« Les Chemins égarés » de Amelie Landry.

Dans un endroit sauvage, restez vingt minutes sans bouger et vous verrez les oiseaux arriver.

Il est de ces lieux dont on se dit qu’il est nécessaire d’y être initié pour y avoir accès. Voire même qu’on ne peut en dessiner une vue un tant soit peu « réaliste » sans en être un de ses acteurs. S’en dégage alors pour qui ne les fréquente pas un parfum d’interdit lardé de perversion, une impression d’ailleurs radical. Peuvent alors librement s’ériger sur ces distantes impressions les clichés les plus tenaces et les plus contradictoires. Les lieux de sexualité entre hommes, les lieux de rencontres « homosexuelles », ces lieux « incongrus » seront, pour qui ne les pratique pas, des lieux de liberté, de misère sexuelle ou de nivellement social, des endroits qui « craignent » ou qui exaltent, des lieux d’expression libérée de soi ou de fermeture à l’extérieur. Ils seront l’expression quintessenciée de notre monde ou sa marge la plus radicale. Ils seront à défendre ou à proscrire. Ils seront beaux ou moches. Mais très souvent, ils seront exclusivement l’un ou l’autre. Laissés dans le flou de la fascination que suscite toujours l’inconnu mâtiné de sexualité, ils ne seront plus qu’un support sur lequel fixer nos a priori.

Si quelqu’un a besoin d’aller s’exhiber et qu’il a un public, il va attirer quelques personnes. Un autre va se dire : « pourquoi pas moi? ». C’est comme ça que les lieux se créent.

Les Chemins égarés est au croisement de l’image et du texte. Les photographies prises sur les lieux de rencontre sont réparties en trois sections (lieux ouverts/présence humaine discrète/jour, lieux semi-ouverts/présence humaine plus affirmée/soirée, lieux fermés/corps affirmés/nuit) subtilement distinctes par des témoignages directs d’acteurs des lieux (prises de paroles brèves entre les deux premières parties photographiques, témoignages longs entre la deuxième et la troisième). Le tout, intelligemment hybride, se closant par un texte « témoignage littéraire » de Mathieu Riboulet et un autre, à consonance anthropologique, de Laurent Gaissad.

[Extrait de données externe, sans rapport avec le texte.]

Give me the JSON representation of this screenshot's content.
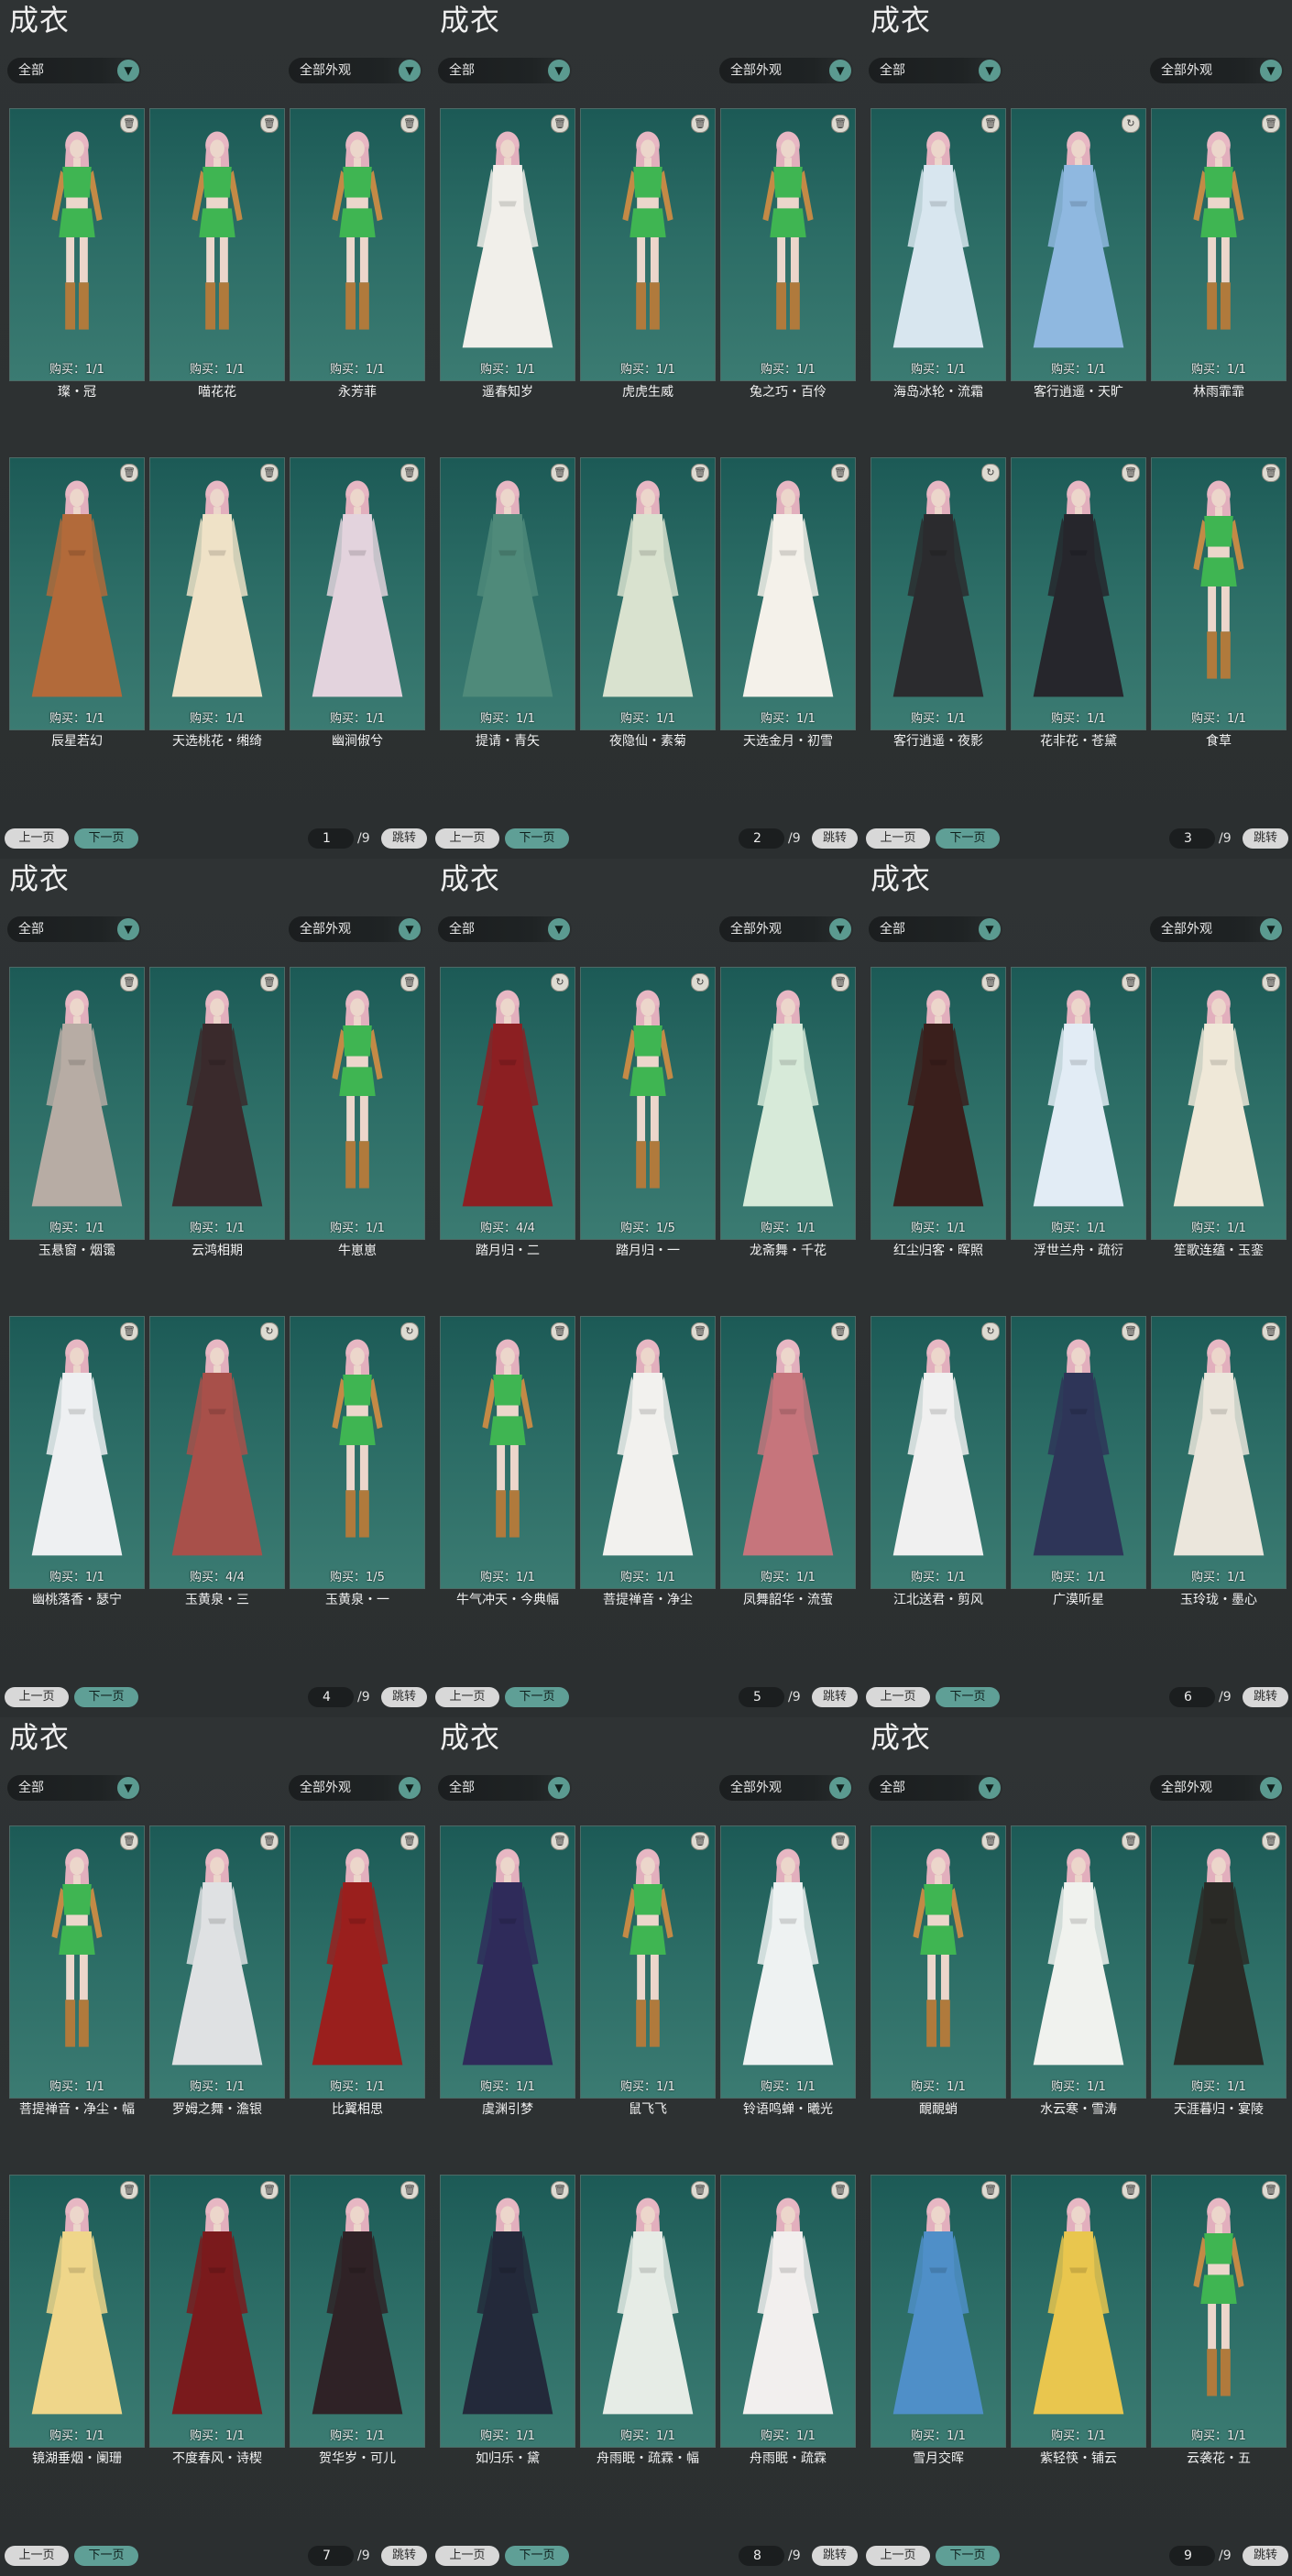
{
  "panels": [
    {
      "title": "成衣",
      "filter1": "全部",
      "filter2": "全部外观",
      "prev": "上一页",
      "next": "下一页",
      "page": "1",
      "total": "/9",
      "jump": "跳转",
      "items": [
        {
          "name": "璨・冠",
          "buy": "购买：1/1",
          "outfit": "green",
          "badge": "trash"
        },
        {
          "name": "喵花花",
          "buy": "购买：1/1",
          "outfit": "green",
          "badge": "trash"
        },
        {
          "name": "永芳菲",
          "buy": "购买：1/1",
          "outfit": "green",
          "badge": "trash"
        },
        {
          "name": "辰星若幻",
          "buy": "购买：1/1",
          "outfit": "#b26a3a",
          "badge": "trash"
        },
        {
          "name": "天选桃花・缃绮",
          "buy": "购买：1/1",
          "outfit": "#efe2c7",
          "badge": "trash"
        },
        {
          "name": "幽涧俶兮",
          "buy": "购买：1/1",
          "outfit": "#e3d3dd",
          "badge": "trash"
        }
      ]
    },
    {
      "title": "成衣",
      "filter1": "全部",
      "filter2": "全部外观",
      "prev": "上一页",
      "next": "下一页",
      "page": "2",
      "total": "/9",
      "jump": "跳转",
      "items": [
        {
          "name": "遥春知岁",
          "buy": "购买：1/1",
          "outfit": "#f1efea",
          "badge": "trash"
        },
        {
          "name": "虎虎生威",
          "buy": "购买：1/1",
          "outfit": "green",
          "badge": "trash"
        },
        {
          "name": "兔之巧・百伶",
          "buy": "购买：1/1",
          "outfit": "green",
          "badge": "trash"
        },
        {
          "name": "提请・青矢",
          "buy": "购买：1/1",
          "outfit": "#4f8a7a",
          "badge": "trash"
        },
        {
          "name": "夜隐仙・素菊",
          "buy": "购买：1/1",
          "outfit": "#d9e2cf",
          "badge": "trash"
        },
        {
          "name": "天选金月・初雪",
          "buy": "购买：1/1",
          "outfit": "#f4f1ea",
          "badge": "trash"
        }
      ]
    },
    {
      "title": "成衣",
      "filter1": "全部",
      "filter2": "全部外观",
      "prev": "上一页",
      "next": "下一页",
      "page": "3",
      "total": "/9",
      "jump": "跳转",
      "items": [
        {
          "name": "海岛冰轮・流霜",
          "buy": "购买：1/1",
          "outfit": "#d8e6ef",
          "badge": "trash"
        },
        {
          "name": "客行逍遥・天旷",
          "buy": "购买：1/1",
          "outfit": "#8fb8e0",
          "badge": "cycle"
        },
        {
          "name": "林雨霏霏",
          "buy": "购买：1/1",
          "outfit": "green",
          "badge": "trash"
        },
        {
          "name": "客行逍遥・夜影",
          "buy": "购买：1/1",
          "outfit": "#2b2b2e",
          "badge": "cycle"
        },
        {
          "name": "花非花・苍黛",
          "buy": "购买：1/1",
          "outfit": "#26262c",
          "badge": "trash"
        },
        {
          "name": "食草",
          "buy": "购买：1/1",
          "outfit": "green",
          "badge": "trash"
        }
      ]
    },
    {
      "title": "成衣",
      "filter1": "全部",
      "filter2": "全部外观",
      "prev": "上一页",
      "next": "下一页",
      "page": "4",
      "total": "/9",
      "jump": "跳转",
      "items": [
        {
          "name": "玉悬窗・烟霭",
          "buy": "购买：1/1",
          "outfit": "#b7aca4",
          "badge": "trash"
        },
        {
          "name": "云鸿相期",
          "buy": "购买：1/1",
          "outfit": "#3a2a2c",
          "badge": "trash"
        },
        {
          "name": "牛崽崽",
          "buy": "购买：1/1",
          "outfit": "green",
          "badge": "trash"
        },
        {
          "name": "幽桃落香・瑟宁",
          "buy": "购买：1/1",
          "outfit": "#eef0f2",
          "badge": "trash"
        },
        {
          "name": "玉黄泉・三",
          "buy": "购买：4/4",
          "outfit": "#a8504a",
          "badge": "cycle"
        },
        {
          "name": "玉黄泉・一",
          "buy": "购买：1/5",
          "outfit": "green",
          "badge": "cycle"
        }
      ]
    },
    {
      "title": "成衣",
      "filter1": "全部",
      "filter2": "全部外观",
      "prev": "上一页",
      "next": "下一页",
      "page": "5",
      "total": "/9",
      "jump": "跳转",
      "items": [
        {
          "name": "踏月归・二",
          "buy": "购买：4/4",
          "outfit": "#8c1f22",
          "badge": "cycle"
        },
        {
          "name": "踏月归・一",
          "buy": "购买：1/5",
          "outfit": "green",
          "badge": "cycle"
        },
        {
          "name": "龙斋舞・千花",
          "buy": "购买：1/1",
          "outfit": "#d7ead9",
          "badge": "trash"
        },
        {
          "name": "牛气冲天・今典幅",
          "buy": "购买：1/1",
          "outfit": "green",
          "badge": "trash"
        },
        {
          "name": "菩提禅音・净尘",
          "buy": "购买：1/1",
          "outfit": "#f2f1ee",
          "badge": "trash"
        },
        {
          "name": "凤舞韶华・流萤",
          "buy": "购买：1/1",
          "outfit": "#c6757c",
          "badge": "trash"
        }
      ]
    },
    {
      "title": "成衣",
      "filter1": "全部",
      "filter2": "全部外观",
      "prev": "上一页",
      "next": "下一页",
      "page": "6",
      "total": "/9",
      "jump": "跳转",
      "items": [
        {
          "name": "红尘归客・晖照",
          "buy": "购买：1/1",
          "outfit": "#3a1f1c",
          "badge": "trash"
        },
        {
          "name": "浮世兰舟・疏衍",
          "buy": "购买：1/1",
          "outfit": "#e2ecf5",
          "badge": "trash"
        },
        {
          "name": "笙歌连蕴・玉銮",
          "buy": "购买：1/1",
          "outfit": "#efe8d8",
          "badge": "trash"
        },
        {
          "name": "江北送君・剪风",
          "buy": "购买：1/1",
          "outfit": "#f0f0f0",
          "badge": "cycle"
        },
        {
          "name": "广漠听星",
          "buy": "购买：1/1",
          "outfit": "#2e3558",
          "badge": "trash"
        },
        {
          "name": "玉玲珑・墨心",
          "buy": "购买：1/1",
          "outfit": "#ebe6dc",
          "badge": "trash"
        }
      ]
    },
    {
      "title": "成衣",
      "filter1": "全部",
      "filter2": "全部外观",
      "prev": "上一页",
      "next": "下一页",
      "page": "7",
      "total": "/9",
      "jump": "跳转",
      "items": [
        {
          "name": "菩提禅音・净尘・幅",
          "buy": "购买：1/1",
          "outfit": "green",
          "badge": "trash"
        },
        {
          "name": "罗姆之舞・澹银",
          "buy": "购买：1/1",
          "outfit": "#dfe1e3",
          "badge": "trash"
        },
        {
          "name": "比翼相思",
          "buy": "购买：1/1",
          "outfit": "#9a1f1d",
          "badge": "trash"
        },
        {
          "name": "镜湖垂烟・阑珊",
          "buy": "购买：1/1",
          "outfit": "#efd68a",
          "badge": "trash"
        },
        {
          "name": "不度春风・诗楔",
          "buy": "购买：1/1",
          "outfit": "#7a1a1c",
          "badge": "trash"
        },
        {
          "name": "贺华岁・可儿",
          "buy": "购买：1/1",
          "outfit": "#2f2226",
          "badge": "trash"
        }
      ]
    },
    {
      "title": "成衣",
      "filter1": "全部",
      "filter2": "全部外观",
      "prev": "上一页",
      "next": "下一页",
      "page": "8",
      "total": "/9",
      "jump": "跳转",
      "items": [
        {
          "name": "虞渊引梦",
          "buy": "购买：1/1",
          "outfit": "#2f2b5a",
          "badge": "trash"
        },
        {
          "name": "鼠飞飞",
          "buy": "购买：1/1",
          "outfit": "green",
          "badge": "trash"
        },
        {
          "name": "铃语鸣蝉・曦光",
          "buy": "购买：1/1",
          "outfit": "#eef2f2",
          "badge": "trash"
        },
        {
          "name": "如归乐・黛",
          "buy": "购买：1/1",
          "outfit": "#23293a",
          "badge": "trash"
        },
        {
          "name": "舟雨眠・疏霖・幅",
          "buy": "购买：1/1",
          "outfit": "#e6ece6",
          "badge": "trash"
        },
        {
          "name": "舟雨眠・疏霖",
          "buy": "购买：1/1",
          "outfit": "#f2efee",
          "badge": "trash"
        }
      ]
    },
    {
      "title": "成衣",
      "filter1": "全部",
      "filter2": "全部外观",
      "prev": "上一页",
      "next": "下一页",
      "page": "9",
      "total": "/9",
      "jump": "跳转",
      "items": [
        {
          "name": "靦靦蛸",
          "buy": "购买：1/1",
          "outfit": "green",
          "badge": "trash"
        },
        {
          "name": "水云寒・雪涛",
          "buy": "购买：1/1",
          "outfit": "#f0f2ee",
          "badge": "trash"
        },
        {
          "name": "天涯暮归・宴陵",
          "buy": "购买：1/1",
          "outfit": "#2a2a26",
          "badge": "trash"
        },
        {
          "name": "雪月交晖",
          "buy": "购买：1/1",
          "outfit": "#4f8fc8",
          "badge": "trash"
        },
        {
          "name": "紫轻筷・铺云",
          "buy": "购买：1/1",
          "outfit": "#e9c64e",
          "badge": "trash"
        },
        {
          "name": "云袭花・五",
          "buy": "购买：1/1",
          "outfit": "green",
          "badge": "trash"
        }
      ]
    }
  ]
}
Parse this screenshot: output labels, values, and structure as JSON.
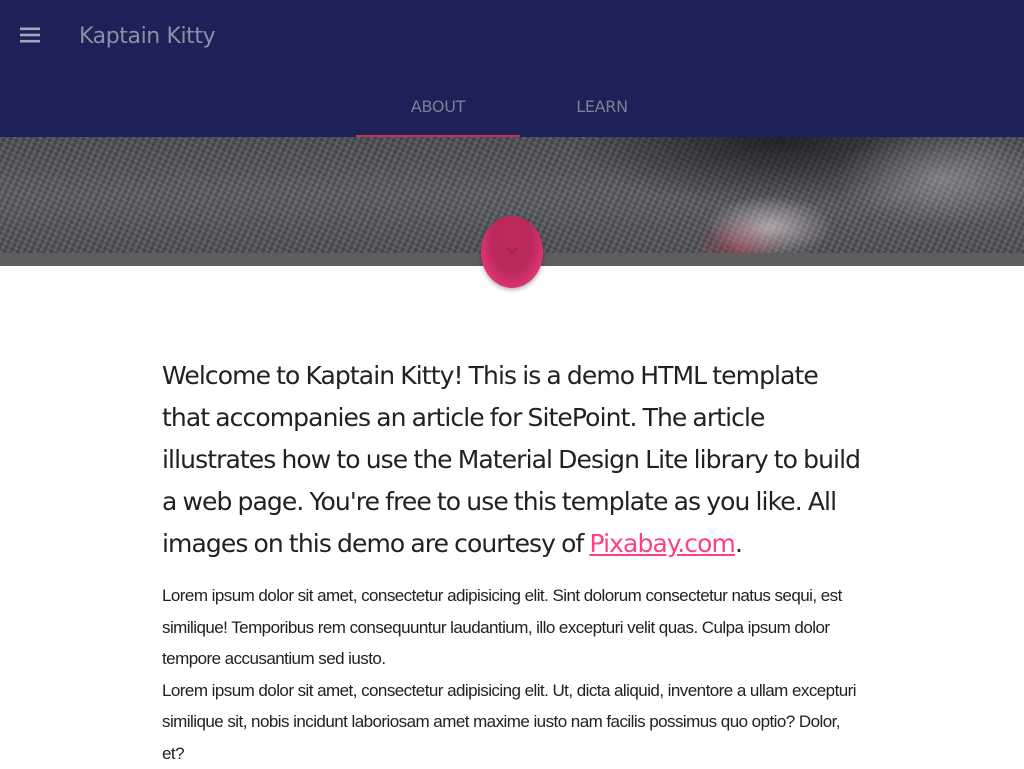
{
  "header": {
    "title": "Kaptain Kitty",
    "menu_icon": "hamburger-menu-icon",
    "background": "#1c2157"
  },
  "tabs": [
    {
      "label": "ABOUT",
      "active": true
    },
    {
      "label": "LEARN",
      "active": false
    }
  ],
  "hero": {
    "fab_icon": "chevron-down-icon",
    "fab_color": "#ff4081"
  },
  "main": {
    "lead": {
      "text": "Welcome to Kaptain Kitty! This is a demo HTML template that accompanies an article for SitePoint. The article illustrates how to use the Material Design Lite library to build a web page. You're free to use this template as you like. All images on this demo are courtesy of ",
      "link_text": "Pixabay.com",
      "suffix": "."
    },
    "paragraphs": [
      "Lorem ipsum dolor sit amet, consectetur adipisicing elit. Sint dolorum consectetur natus sequi, est similique! Temporibus rem consequuntur laudantium, illo excepturi velit quas. Culpa ipsum dolor tempore accusantium sed iusto.",
      "Lorem ipsum dolor sit amet, consectetur adipisicing elit. Ut, dicta aliquid, inventore a ullam excepturi similique sit, nobis incidunt laboriosam amet maxime iusto nam facilis possimus quo optio? Dolor, et?"
    ],
    "accent": "#ff4081"
  }
}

L’un s’y rendra pour baiser « hard », l’autre soft, le troisième pour regarder. D’aucuns sont hétéros et père de famille, d’autres homos assumés depuis toujours. Certains y vont en chasse, d’autres à l’aventure. Il en est qui prennent tous les risques et dont l’intérêt de l’expérience ne tient qu’à cela, beaucoup qui prennent des précautions sanitaires tatillonnes. Les uns vivent leur fréquentation comme une misère dont ils ont honte, les autres comme une libération qu’ils revendiquent. Certains en vantent le nivellement social et pécuniaire, d’autres qui attestent de la reproduction dans ces lieux des mêmes clivages qu’ailleurs. Un des grands mérites de ce travail est, par l’entremise des témoignages qu’il met adroitement et frontalement en contexte, de rompre radicalement avec la fascination initiale de son sujet. Aux antipodes de l’image d’Epinal de la sexualité librement vécue et assumée, comme d’un autre versant pudibond, la « vérité anthropologique » de ces lieux débordent largement des filtres partisans.

Yohan / Nord-Pas-de-Calais

Il y en a qui se donnent pour objectif d’en suivre d’autres, comme un petit ballet. Il y en a qui se mettent à quatre pattes direct et se font passer dessus par tout le monde. On dirait qu’ils sont prêts à tout, un peu en transe. Certains observent simplement de loin. Et y a ceux qui prennent ce qui passe, parce qu’ils ont envie d’un rapport rapide. J’ai compris que j’y allais comme au spectacle et que, pour qu’il y ait spectacle, il faut que certains se mettent en scène. J’accepte volontiers de participer, parce que si tout le monde vient pour regarder, il ne se passe pas grand-chose, on peut vite s’emmerder.

Mais aussi, par un mariage subtil des documents, des mots et des images, par une pratique de la narration très maîtrisée, ce travail s’affirme comme une brillante réussite esthétique. Où, derrière la réalité « crue » du terrain, se déploie, sans ostentation aucune ni mise en scène incongrue, une beauté à la fois brute et délicate. Dans les images de ces lieux en marge ou en friche – où l’on devine des labyrinthes paniques – et de ceux qui les occupent – qui ne sont pas sans rappeler parfois des faunes – Amélie Langry réussit à capter les éternels liens entre la violence et la douceur, la misère et la grandeur, la crainte et le désir.

Amélie Landry, Les Chemins égarés, Géographie sociale des lieux de sexualité entre hommes, 2017, Le Bec en l’air. Avec des textes de Laurent Gaissad et Mathieu Riboulet.